Le Temps: Après des années de libéralisation des échanges, le protectionnisme commercial est-il revenu à la mode, porté par la crise économique?

Marcelo Olarreaga: Probablement. En tout cas, on constate que beaucoup de pays l’utilisent. Et les mesures prises ont leur raison d’être.

– Cela veut-il dire qu’il existe un bon protectionnisme?

– Non. Le protectionnisme crée de l’inefficience économique. Il faut acheter sur le marché local des produits qu’auparavant on pouvait trouver sur le marché mondial. On doit les payer plus cher et sans doute pour qualité moindre, ce qui explique qu’auparavant on les importait. Les entreprises vont perdre en efficacité, parce qu’elles vont devoir s’approvisionner en intrants moins performants. Il n’y a donc aucun fondement économique à mettre des barrières au commerce. C’est un des résultats les plus solides de la science économique.

– Pourtant, les pays le font…

– Le problème vient du chômage. Les pays sont loin de leur niveau de production potentielle. Dans ce genre de situation, un peu de protectionnisme permet d’augmenter la demande pour les biens nationaux, ce qui va créer de l’emploi, et donc du revenu.

– Il y a donc bien un «bon» protectionnisme!

– Le prix à payer sera celui des inefficiences économiques que nous avons décrites. Cependant, en situation de sous-emploi, comme le disait le Prix Nobel James Tobin, on peut accepter ces inefficiences. Cette raison d’être du protectionnisme ne tient toutefois que si l’on raisonne à l’échelle d’une seule économie.
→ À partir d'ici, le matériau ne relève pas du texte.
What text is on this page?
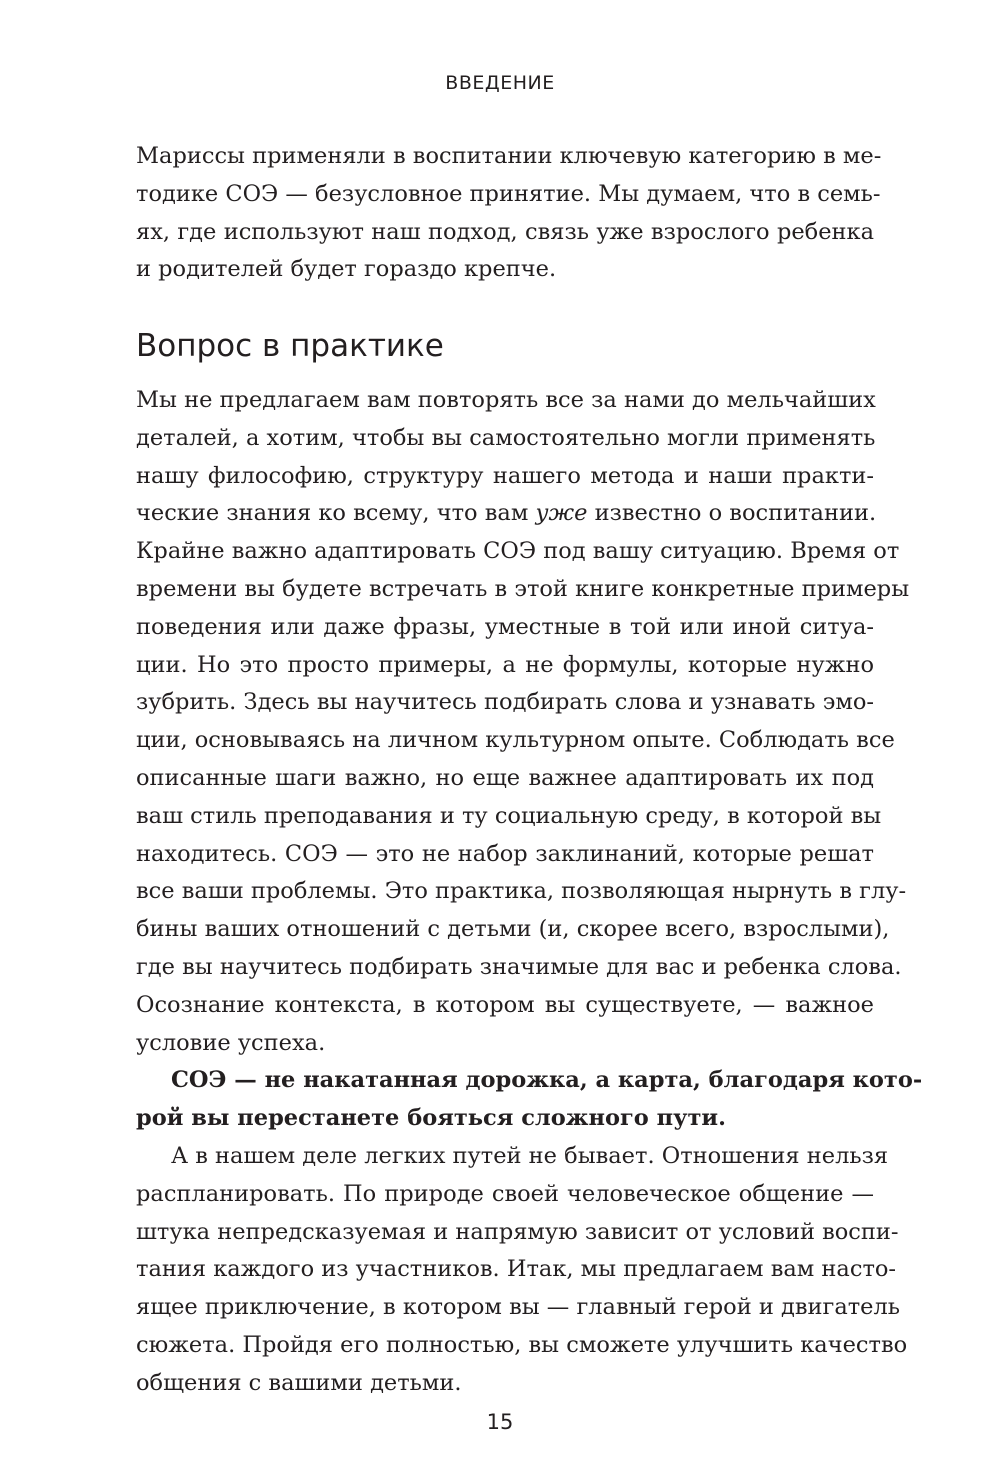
ВВЕДЕНИЕ
Мариссы применяли в воспитании ключевую категорию в ме-
тодике СОЭ — безусловное принятие. Мы думаем, что в семь-
ях, где используют наш подход, связь уже взрослого ребенка
и родителей будет гораздо крепче.
Вопрос в практике
Мы не предлагаем вам повторять все за нами до мельчайших
деталей, а хотим, чтобы вы самостоятельно могли применять
нашу философию, структуру нашего метода и наши практи-
ческие знания ко всему, что вам уже известно о воспитании.
Крайне важно адаптировать СОЭ под вашу ситуацию. Время от
времени вы будете встречать в этой книге конкретные примеры
поведения или даже фразы, уместные в той или иной ситуа-
ции. Но это просто примеры, а не формулы, которые нужно
зубрить. Здесь вы научитесь подбирать слова и узнавать эмо-
ции, основываясь на личном культурном опыте. Соблюдать все
описанные шаги важно, но еще важнее адаптировать их под
ваш стиль преподавания и ту социальную среду, в которой вы
находитесь. СОЭ — это не набор заклинаний, которые решат
все ваши проблемы. Это практика, позволяющая нырнуть в глу-
бины ваших отношений с детьми (и, скорее всего, взрослыми),
где вы научитесь подбирать значимые для вас и ребенка слова.
Осознание контекста, в котором вы существуете, — важное
условие успеха.
СОЭ — не накатанная дорожка, а карта, благодаря кото-
рой вы перестанете бояться сложного пути.
А в нашем деле легких путей не бывает. Отношения нельзя
распланировать. По природе своей человеческое общение —
штука непредсказуемая и напрямую зависит от условий воспи-
тания каждого из участников. Итак, мы предлагаем вам насто-
ящее приключение, в котором вы — главный герой и двигатель
сюжета. Пройдя его полностью, вы сможете улучшить качество
общения с вашими детьми.
15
– Or la crise est mondiale…

C’est le problème. Si tous les pays font du protectionnisme, c’est-à-dire renvoyer le chômage vers son voisin, ils vont aggraver la crise globale. Cela s’est produit dans les années 1930. Les droits de douane entre l’Europe et les Etats-Unis avaient doublé. Entre 1929 et 1933, le commerce mondial s’était contracté de 60%! Heureusement, nous en sommes encore loin et nous devrions éviter ce genre de politique.

– D’où vient votre optimisme?

– Dans les années 1930, nous ne disposions pas d’un accord multi­latéral entre les pays qui définissait ce qu’il était possible de faire en matière de protectionnisme. Au­jour­d’hui, nous avons l’Organisation mondiale du commerce (OMC), même si son pouvoir doit être augmenté. En revanche, on ne sait pas encore si les mesures annoncées respectent les accords de l’OMC. C’est la question importante. Car, si elles les respectent, il y a peu de chances que le protectionnisme actuel provoque une situation proche de celle des années 1930.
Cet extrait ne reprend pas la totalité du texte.